Votre post Facebook est une œuvre : la CJUE vient de le confirmer
Le 8 septembre 2021, une enseignante roumaine publie sur sa page Facebook un texte de vingt-deux lignes, intitulé « Petit guide pour les parents à l’occasion de la rentrée scolaire ». Le message est simple : elle ne souhaite pas recevoir de cadeaux. Six jours plus tard, un quotidien en ligne reprend le texte en entier dans un article, sans lui avoir rien demandé. Son nom et un lien vers sa page ne seront ajoutés qu’après coup.
Elle saisit le tribunal de Bucarest, puis la cour d’appel. Les deux la déboutent : un post sur un réseau social ne serait pas une œuvre. La Haute Cour de cassation roumaine, elle, hésite et interroge la Cour de justice de l’Union européenne (CJUE). La réponse est tombée le 3 septembre 20261. Elle intéresse tous ceux qui écrivent en ligne, et tous ceux qui les recopient.
Un post sur les réseaux sociaux peut être une œuvre protégeable par le droit d’auteur
La Cour rappelle d’abord ce qu’est une œuvre au sens du droit de l’Union. Deux conditions, toujours les mêmes depuis les arrêts Infopaq, Levola Hengelo et Cofemel2 : l’objet doit être original, c’est-à-dire constituer une création intellectuelle propre à son auteur, et cette création doit être exprimée dans un objet identifiable avec suffisamment de précision et d’objectivité. Un texte de vingt-deux lignes remplit sans difficulté la seconde condition. Reste la première.

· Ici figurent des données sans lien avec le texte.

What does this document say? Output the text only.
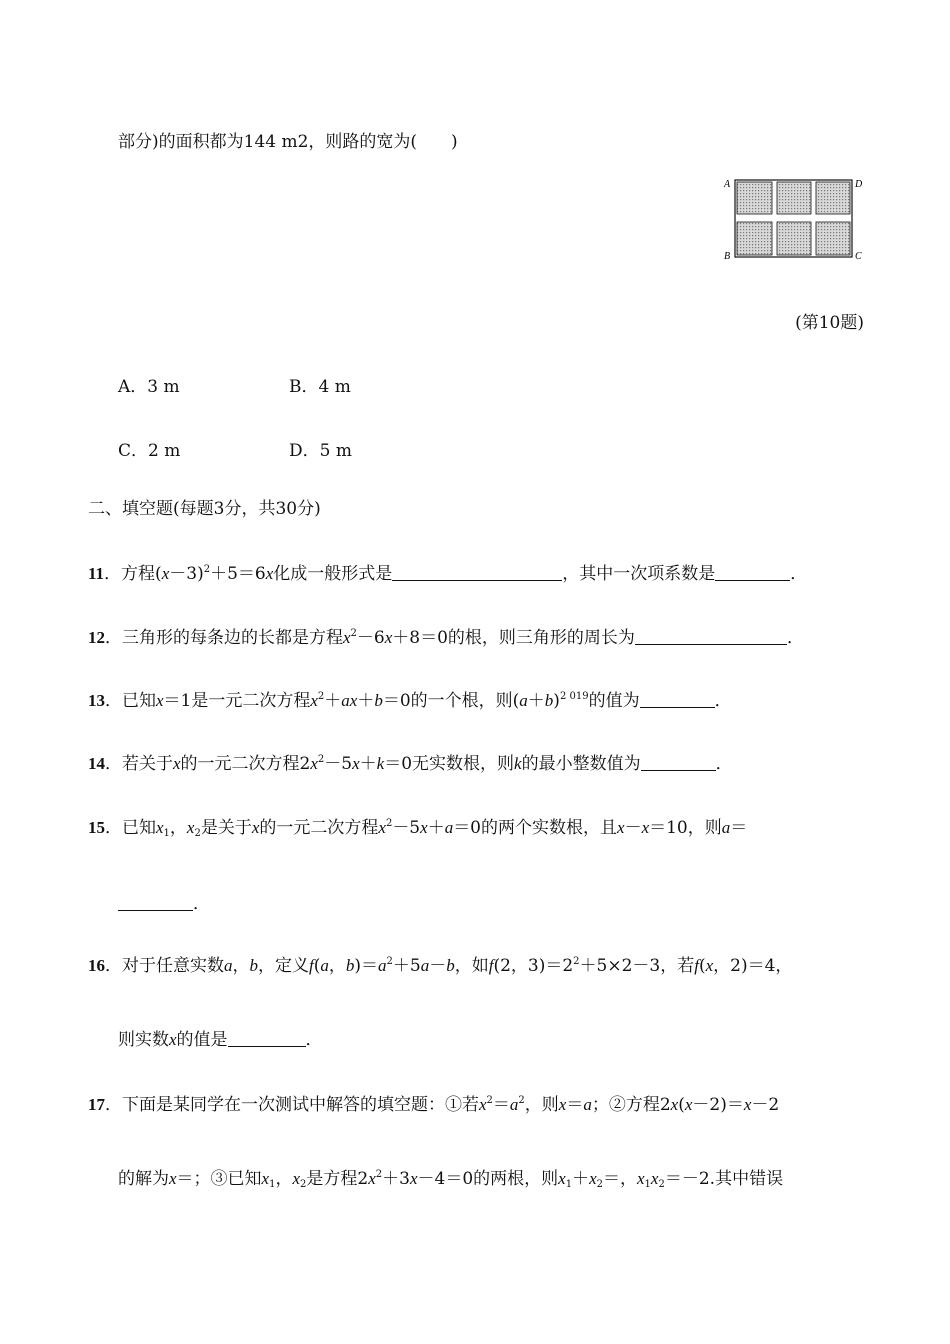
部分)的面积都为144 m2，则路的宽为(　　)
A	D
B	C
(第10题)
A．3 m	B．4 m
C．2 m	D．5 m
二、填空题(每题3分，共30分)
11．方程$(x-3)^2+5=6x$化成一般形式是	，其中一次项系数是	．
12．三角形的每条边的长都是方程$x^2-6x+8=0$的根，则三角形的周长为	．
13．已知x＝1是一元二次方程$x^2+ax+b=0$的一个根，则$(a+b)^{2 019}$的值为	．
14．若关于x的一元二次方程$2x^2-5x+k=0$无实数根，则k的最小整数值为	．
15．已知$x_1$，$x_2$是关于x的一元二次方程$x^2-5x+a=0$的两个实数根，且x－x＝10，则a＝
．
16．对于任意实数a，b，定义f(a，$b)=a^2+5a-b$，如f(2，$3)=2^2+5\times 2-3$，若f(x，2)＝4，
则实数x的值是	．
17．下面是某同学在一次测试中解答的填空题：①若$x^2=a^2$，则x＝a；②方程2x(x－2)＝x－2
的解为x＝；③已知$x_1$，$x_2$是方程$2x^2+3x-4=0$的两根，则$x_1+x_2=$，$x_1x_2=-2$.其中错误
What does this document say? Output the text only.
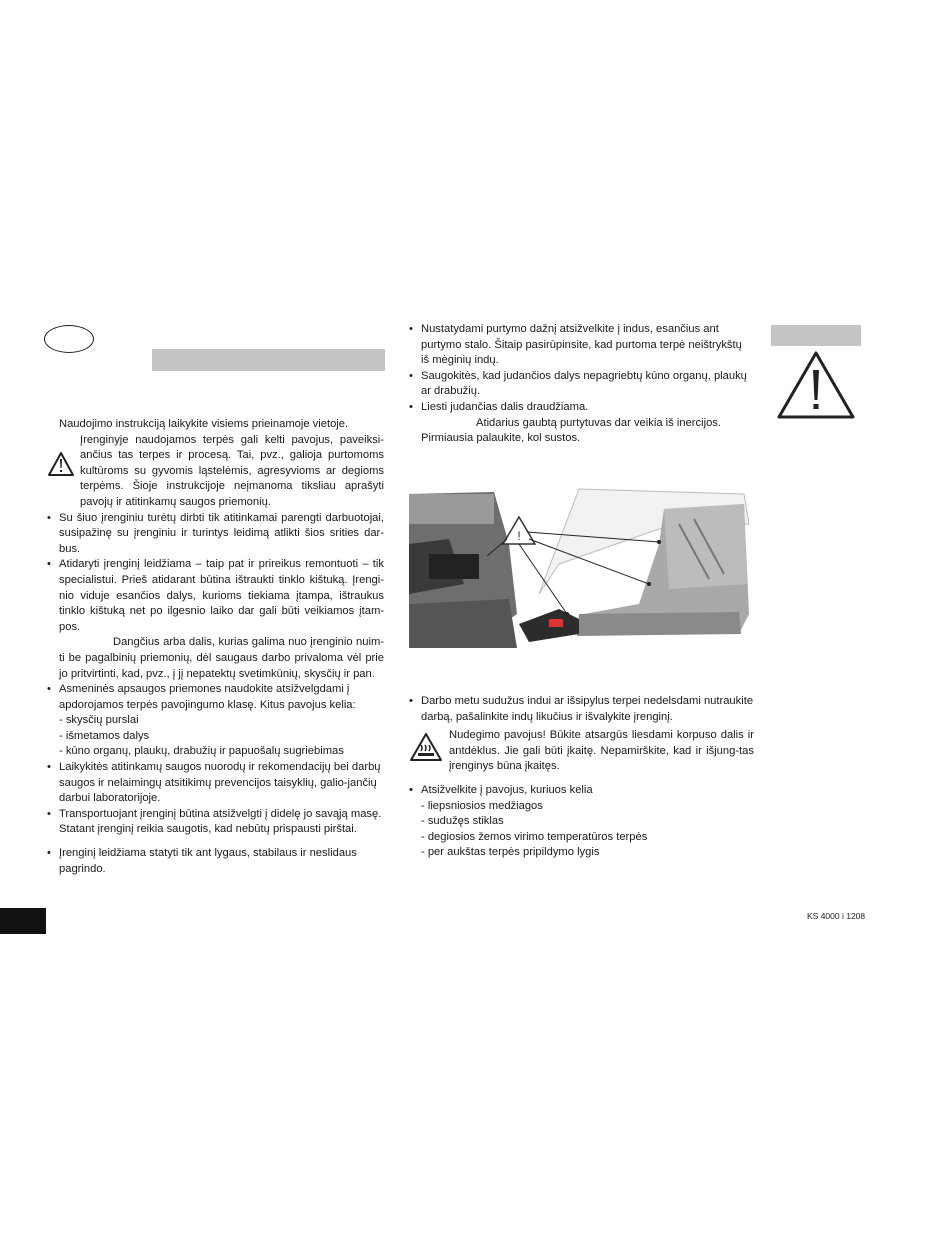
Naudojimo instrukciją laikykite visiems prieinamoje vietoje.

Įrenginyje naudojamos terpės gali kelti pavojus, paveiksi-ančius tas terpes ir procesą. Tai, pvz., galioja purtomoms kultūroms su gyvomis ląstelėmis, agresyvioms ar degioms terpėms. Šioje instrukcijoje neįmanoma tiksliau aprašyti pavojų ir atitinkamų saugos priemonių.

• Su šiuo įrenginiu turėtų dirbti tik atitinkamai parengti darbuotojai, susipažinę su įrenginiu ir turintys leidimą atlikti šios srities dar-bus.

• Atidaryti įrenginį leidžiama – taip pat ir prireikus remontuoti – tik specialistui. Prieš atidarant būtina ištraukti tinklo kištuką. Įrengi-nio viduje esančios dalys, kurioms tiekiama įtampa, ištraukus tinklo kištuką net po ilgesnio laiko dar gali būti veikiamos įtam-pos.

Dangčius arba dalis, kurias galima nuo įrenginio nuim-ti be pagalbinių priemonių, dėl saugaus darbo privaloma vėl prie jo pritvirtinti, kad, pvz., į jį nepatektų svetimkūnių, skysčių ir pan.

• Asmeninės apsaugos priemones naudokite atsižvelgdami į apdorojamos terpės pavojingumo klasę. Kitus pavojus kelia:

- skysčių purslai

- išmetamos dalys

- kūno organų, plaukų, drabužių ir papuošalų sugriebimas

• Laikykitės atitinkamų saugos nuorodų ir rekomendacijų bei darbų saugos ir nelaimingų atsitikimų prevencijos taisyklių, galio-jančių darbui laboratorijoje.

• Transportuojant įrenginį būtina atsižvelgti į didelę jo savąją masę. Statant įrenginį reikia saugotis, kad nebūtų prispausti pirštai.

• Įrenginį leidžiama statyti tik ant lygaus, stabilaus ir neslidaus pagrindo.

• Nustatydami purtymo dažnį atsižvelkite į indus, esančius ant purtymo stalo. Šitaip pasirūpinsite, kad purtoma terpė neištrykštų iš mėginių indų.

• Saugokitės, kad judančios dalys nepagriebtų kūno organų, plaukų ar drabužių.

• Liesti judančias dalis draudžiama.

Atidarius gaubtą purtytuvas dar veikia iš inercijos. Pirmiausia palaukite, kol sustos.

!

• Darbo metu sudužus indui ar išsipylus terpei nedelsdami nutraukite darbą, pašalinkite indų likučius ir išvalykite įrenginį.

Nudegimo pavojus! Būkite atsargūs liesdami korpuso dalis ir antdėklus. Jie gali būti įkaitę. Nepamirškite, kad ir išjung-tas įrenginys būna įkaitęs.

• Atsižvelkite į pavojus, kuriuos kelia

- liepsniosios medžiagos

- sudužęs stiklas

- degiosios žemos virimo temperatūros terpės

- per aukštas terpės pripildymo lygis

KS 4000 i 1208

Sur ce point, la Cour est nette : la longueur du texte, sa publication en ligne et son éventuelle appartenance à un genre littéraire prédéterminé sont « dépourvus de pertinence »3. La convention de Berne, à laquelle l’Union doit se conformer, protège « toutes les productions du domaine littéraire, scientifique et artistique, quel qu’en soit le mode ou la forme d’expression », y compris les « autres écrits ». Un post d’opinion sur des pratiques sociales jugées inappropriées entre dans cette catégorie, pour peu qu’il reflète la personnalité de son auteur par des choix libres et créatifs.
Le juge doit vérifier si, en rédigeant le texte, l’auteur a pu effectuer des choix libres et créatifs dans « le choix, la disposition et la combinaison des mots »4. La Cour ajoute, sous réserve de l’appréciation du juge roumain, qu’au vu du dossier l’enseignante a bien effectué de tels choix5.
Ce que cela change pour vous
Il est fréquent de découvrir qu’un post de réseau social, une fiche pratique, un fil de plusieurs messages ou une newsletter ont été recopiés mot pour mot, parfois par un concurrent, parfois par un média, parfois par une agence qui alimente le compte d’un tiers. La première question est toujours la même : « est-ce que c’est protégé ? ». La réponse de la CJUE est claire. Oui, l’œuvre est protégée dès que le texte porte votre marque personnelle. Ni sa brièveté ni son support ne l’excluent.
En droit français, rien de nouveau sur ce point, mais une confirmation utile. Le code de la propriété intellectuelle protège « toutes les œuvres de l’esprit, quels qu’en soient le genre, la forme d’expression, le mérite ou la destination »6. Le droit naît du seul fait de la création, sans dépôt ni formalité7. Et toute reproduction intégrale ou partielle sans le consentement de l’auteur est illicite8.
La limite tient à l’originalité réelle du texte. Une information brute (« le tribunal a rendu sa décision le 2 septembre »), une formule usuelle, une liste de faits ou un texte dicté par des contraintes techniques ne seront pas protégés. La Cour le dit elle-même : les éléments imposés par des règles, des considérations techniques ou des contraintes qui ne laissent pas de place à la liberté créative ne fondent aucune originalité9. Entre les deux, la zone grise est large, et c’est au juge d’apprécier in concreto.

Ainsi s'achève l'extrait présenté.